Se a Susa sono riuscite a prevalere, queste forze metropolitane hanno, peraltro, trascurato “i paesi di mezzo” geograficamente collocati in alta valle (Giaglione, Salbertrand e lo stesso Chiomonte), sulla carta (progettuale) destinati ai pesanti effetti di allargamento del cantiere strategico-militare della Maddalena, alla collocazione in area sondabile della “fabbrica dei conci di galleria”, al deposito dello smarino contaminato da fibre di amianto (della cui vena ormai gli stessi proponenti ammettono l’esistenza proprio tra Chiomonte e Susa)! Perché a Chiomonte ha se non altro vinto un “indigeno” autorevole ed esplicitamente critico quantomeno verso il modo in cui i proponenti il TAV hanno agito fino ad ora anche in paesi come il suo (dove tutti gli ultimi primi cittadini avevano consegnato le chiavi del municipio alle società di progettazione e realizzazione della galleria di base: LTF prima e TELT poi): l’ingegner Garbati che con passo da montanaro ha salito tutta la piramide dell’IREN (la grande finanziaria di gestione di centrali elettriche) fino a diventarne amministratore delegato! Ma soprattutto perché le amministrazioni uscenti di Salbetrand e Giaglione – dichiaratamente disponibili a concedere ogni genere di servitù a TELT – sono state sconfitte da liste composte da numerosi attivisti No TAV e guidate da primi cittadini che come minimo vorranno rendersi conto del cosa e del come prima di accettare una pesante eredità “senza il beneficio di inventario” come si dice nel diritto civile…

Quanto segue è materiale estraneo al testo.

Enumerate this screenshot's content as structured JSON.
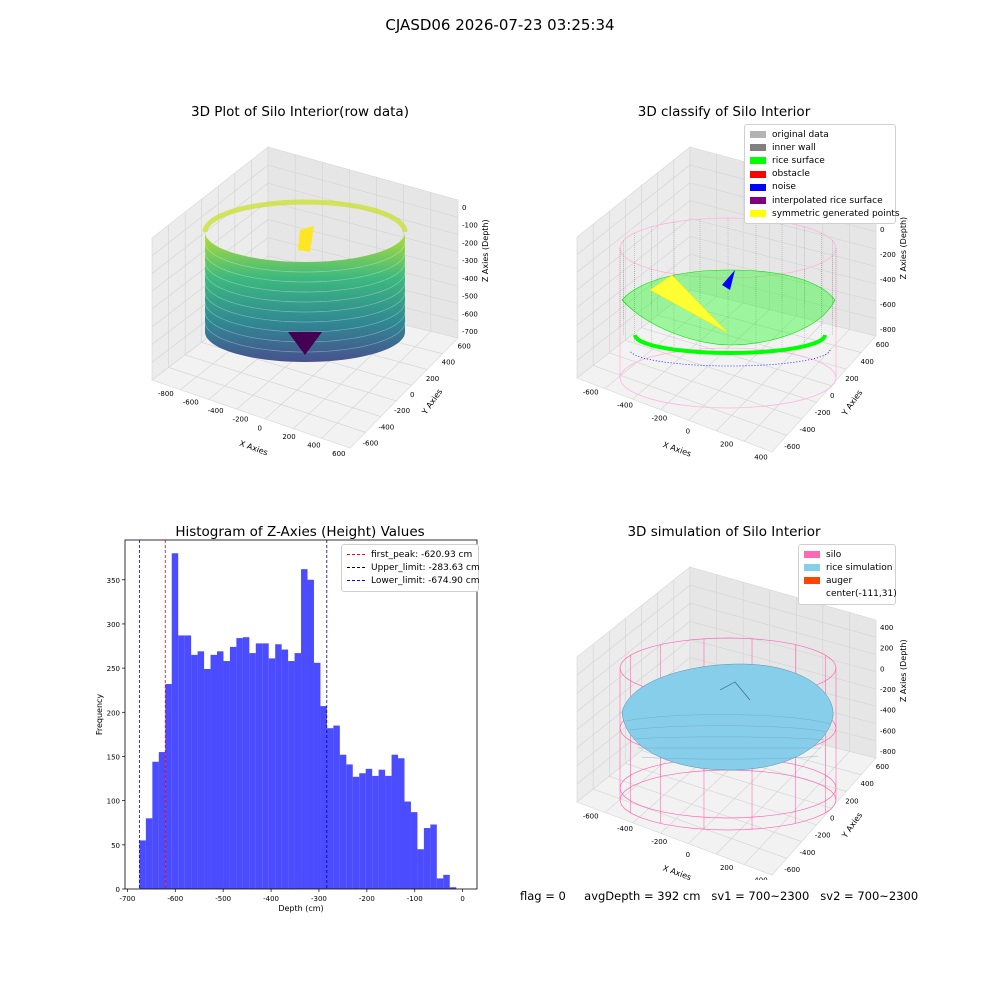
{
  "suptitle": "CJASD06 2026-07-23 03:25:34",
  "panels": {
    "raw": {
      "title": "3D Plot of Silo Interior(row data)",
      "xlabel": "X Axies",
      "ylabel": "Y Axies",
      "zlabel": "Z Axies (Depth)",
      "xticks": [
        "-800",
        "-600",
        "-400",
        "-200",
        "0",
        "200",
        "400",
        "600"
      ],
      "yticks": [
        "-600",
        "-400",
        "-200",
        "0",
        "200",
        "400",
        "600"
      ],
      "zticks": [
        "0",
        "-100",
        "-200",
        "-300",
        "-400",
        "-500",
        "-600",
        "-700"
      ]
    },
    "classify": {
      "title": "3D classify of Silo Interior",
      "xlabel": "X Axies",
      "ylabel": "Y Axies",
      "zlabel": "Z Axies (Depth)",
      "xticks": [
        "-600",
        "-400",
        "-200",
        "0",
        "200",
        "400"
      ],
      "yticks": [
        "-600",
        "-400",
        "-200",
        "0",
        "200",
        "400",
        "600"
      ],
      "zticks": [
        "200",
        "0",
        "-200",
        "-400",
        "-600",
        "-800"
      ],
      "legend": [
        {
          "label": "original data",
          "color": "#b3b3b3"
        },
        {
          "label": "inner wall",
          "color": "#808080"
        },
        {
          "label": "rice surface",
          "color": "#00ff00"
        },
        {
          "label": "obstacle",
          "color": "#ff0000"
        },
        {
          "label": "noise",
          "color": "#0000ff"
        },
        {
          "label": "interpolated rice surface",
          "color": "#800080"
        },
        {
          "label": "symmetric generated points",
          "color": "#ffff00"
        }
      ]
    },
    "simulation": {
      "title": "3D simulation of Silo Interior",
      "xlabel": "X Axies",
      "ylabel": "Y Axies",
      "zlabel": "Z Axies (Depth)",
      "xticks": [
        "-600",
        "-400",
        "-200",
        "0",
        "200",
        "400"
      ],
      "yticks": [
        "-600",
        "-400",
        "-200",
        "0",
        "200",
        "400",
        "600"
      ],
      "zticks": [
        "400",
        "200",
        "0",
        "-200",
        "-400",
        "-600",
        "-800"
      ],
      "legend": [
        {
          "label": "silo",
          "color": "#ff69b4"
        },
        {
          "label": "rice simulation",
          "color": "#87ceeb"
        },
        {
          "label": "auger",
          "color": "#ff4500"
        },
        {
          "label": "center(-111,31)",
          "color": ""
        }
      ]
    }
  },
  "chart_data": [
    {
      "type": "bar",
      "title": "Histogram of Z-Axies (Height) Values",
      "xlabel": "Depth (cm)",
      "ylabel": "Frequency",
      "xlim": [
        -705,
        30
      ],
      "ylim": [
        0,
        395
      ],
      "xticks": [
        -700,
        -600,
        -500,
        -400,
        -300,
        -200,
        -100,
        0
      ],
      "yticks": [
        0,
        50,
        100,
        150,
        200,
        250,
        300,
        350
      ],
      "bar_color": "#0000ff",
      "bins_start": -674.9,
      "bin_width": 13.5,
      "values": [
        55,
        80,
        144,
        155,
        232,
        380,
        287,
        287,
        265,
        269,
        249,
        265,
        269,
        258,
        274,
        284,
        285,
        267,
        278,
        278,
        261,
        277,
        271,
        258,
        267,
        362,
        350,
        256,
        207,
        182,
        185,
        152,
        141,
        127,
        131,
        136,
        128,
        135,
        128,
        152,
        148,
        99,
        87,
        45,
        69,
        73,
        12,
        16,
        2
      ],
      "vlines": [
        {
          "name": "first_peak: -620.93 cm",
          "x": -620.93,
          "color": "#ff0000"
        },
        {
          "name": "Upper_limit: -283.63 cm",
          "x": -283.63,
          "color": "#00008b"
        },
        {
          "name": "Lower_limit: -674.90 cm",
          "x": -674.9,
          "color": "#0000ff"
        }
      ],
      "legend": "top-right"
    }
  ],
  "footer": {
    "flag": "flag = 0",
    "avg": "avgDepth = 392 cm",
    "sv1": "sv1 = 700~2300",
    "sv2": "sv2 = 700~2300"
  }
}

Se a pensar male ci si coglie il cantiere-groviera di Val Clarea potrebbe traslocare nella sua collocazione primitiva, proprio a Susa. In tal caso sarà interessante assistere all’esplosione delle contraddizioni tra freschi eletti e ustionabili elettori, qualora ciò fosse nelle intenzioni prossime di chi ha investito su Susa e trascurato i paesi destinati a “cantiere alternativo” motivato da scelte non tecniche ma di “ordine pubblico”…

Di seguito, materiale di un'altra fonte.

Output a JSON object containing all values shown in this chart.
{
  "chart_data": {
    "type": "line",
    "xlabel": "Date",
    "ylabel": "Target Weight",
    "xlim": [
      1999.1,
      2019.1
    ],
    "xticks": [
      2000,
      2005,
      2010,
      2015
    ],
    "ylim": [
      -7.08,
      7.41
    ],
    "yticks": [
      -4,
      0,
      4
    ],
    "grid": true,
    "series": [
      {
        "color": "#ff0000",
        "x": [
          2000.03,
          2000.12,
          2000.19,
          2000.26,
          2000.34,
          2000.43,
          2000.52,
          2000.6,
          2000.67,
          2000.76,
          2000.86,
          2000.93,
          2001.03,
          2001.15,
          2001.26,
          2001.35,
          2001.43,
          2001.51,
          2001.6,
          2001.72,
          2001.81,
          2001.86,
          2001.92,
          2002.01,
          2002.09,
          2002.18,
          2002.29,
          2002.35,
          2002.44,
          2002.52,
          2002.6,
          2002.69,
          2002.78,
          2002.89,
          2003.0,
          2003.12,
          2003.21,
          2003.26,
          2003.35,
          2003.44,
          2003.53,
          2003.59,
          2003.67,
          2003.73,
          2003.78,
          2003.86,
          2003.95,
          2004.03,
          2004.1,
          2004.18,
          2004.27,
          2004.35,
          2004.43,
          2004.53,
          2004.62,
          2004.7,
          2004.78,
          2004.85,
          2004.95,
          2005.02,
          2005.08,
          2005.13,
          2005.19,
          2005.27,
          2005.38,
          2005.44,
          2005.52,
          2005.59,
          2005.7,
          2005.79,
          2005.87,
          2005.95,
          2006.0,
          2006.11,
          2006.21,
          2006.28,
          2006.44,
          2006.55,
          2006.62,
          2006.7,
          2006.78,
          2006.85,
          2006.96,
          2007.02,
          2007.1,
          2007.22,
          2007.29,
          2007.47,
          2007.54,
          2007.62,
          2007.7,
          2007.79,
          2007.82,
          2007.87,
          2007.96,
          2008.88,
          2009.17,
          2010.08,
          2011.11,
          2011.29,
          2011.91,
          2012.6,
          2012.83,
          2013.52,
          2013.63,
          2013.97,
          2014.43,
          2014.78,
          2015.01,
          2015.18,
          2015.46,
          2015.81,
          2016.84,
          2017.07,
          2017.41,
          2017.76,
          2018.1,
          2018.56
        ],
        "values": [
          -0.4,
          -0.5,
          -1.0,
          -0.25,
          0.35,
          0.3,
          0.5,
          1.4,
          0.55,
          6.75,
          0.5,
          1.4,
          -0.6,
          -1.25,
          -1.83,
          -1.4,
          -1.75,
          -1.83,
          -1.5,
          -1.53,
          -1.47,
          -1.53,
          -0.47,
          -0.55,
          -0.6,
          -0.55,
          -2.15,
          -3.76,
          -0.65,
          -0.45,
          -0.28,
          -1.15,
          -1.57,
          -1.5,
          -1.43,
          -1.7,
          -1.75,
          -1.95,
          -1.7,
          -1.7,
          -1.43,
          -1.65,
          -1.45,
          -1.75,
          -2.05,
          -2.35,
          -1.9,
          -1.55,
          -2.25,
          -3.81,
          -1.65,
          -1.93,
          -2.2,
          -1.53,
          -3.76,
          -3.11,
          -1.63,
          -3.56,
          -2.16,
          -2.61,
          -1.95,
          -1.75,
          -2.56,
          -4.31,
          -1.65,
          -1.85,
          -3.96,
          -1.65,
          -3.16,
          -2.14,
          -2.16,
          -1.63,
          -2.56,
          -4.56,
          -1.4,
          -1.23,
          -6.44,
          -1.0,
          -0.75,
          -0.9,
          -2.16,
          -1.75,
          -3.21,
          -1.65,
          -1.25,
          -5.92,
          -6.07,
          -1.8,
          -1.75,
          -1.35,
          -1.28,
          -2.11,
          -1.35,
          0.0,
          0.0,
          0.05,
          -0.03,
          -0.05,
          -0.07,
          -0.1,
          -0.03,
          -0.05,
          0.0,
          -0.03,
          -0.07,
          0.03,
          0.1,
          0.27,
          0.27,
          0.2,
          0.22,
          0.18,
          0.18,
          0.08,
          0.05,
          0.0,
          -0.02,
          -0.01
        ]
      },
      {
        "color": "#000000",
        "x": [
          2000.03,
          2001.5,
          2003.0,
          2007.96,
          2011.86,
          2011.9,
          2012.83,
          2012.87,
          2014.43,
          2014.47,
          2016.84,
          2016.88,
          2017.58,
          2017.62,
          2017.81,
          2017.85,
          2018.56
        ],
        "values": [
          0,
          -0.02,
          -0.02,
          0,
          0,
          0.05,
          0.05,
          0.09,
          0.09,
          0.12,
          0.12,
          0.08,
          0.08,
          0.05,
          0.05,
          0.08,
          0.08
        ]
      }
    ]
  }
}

È chiaro a questo punto, anche alla luce del voto amministrativo disgiunto, che dietro alla pretesa di identificare il voto europeo (anzi, anti-europeo!) dato alla Lega con una scelta Sì TAV c’è un imbroglio vecchio di 30 anni. All’inizio dei quali – esattamente come adesso – tutti i partiti (DC, PCI, PSI, PRI, PLI, PSDI) erano favorevoli al TAV e il movimento di opposizione era solo contro tutti, salvo Verdi e Rifondazione Comunista, poi ricattati da dodecaloghi e false promesse che ci lasciarono completamente soli (come capiterà probabilmente oggi con quel che resta dei 5stelle). Ragion per cui nessuna persona di buon senso avrebbe scommesso un bottone che 30anni dopo saremmo ancora stati qui, senza “governi amici”!
Allora, dunque, come adesso, con una non trascurabile differenza: il ribadire le ragioni del no non più a una nuova ferrovia ad Alta velocità di 280 km da Torino a Lione (dieci gallerie una dietro l’altra!), ma a quel poco (se possibile ancor più inutile) che ne rimane: il suo tratto più duro a morire (per le cambiali da onorare da parte di chi lo ha promesso a chi lo vuol realizzare), cioè il tunnel di valico di 57 chilometri.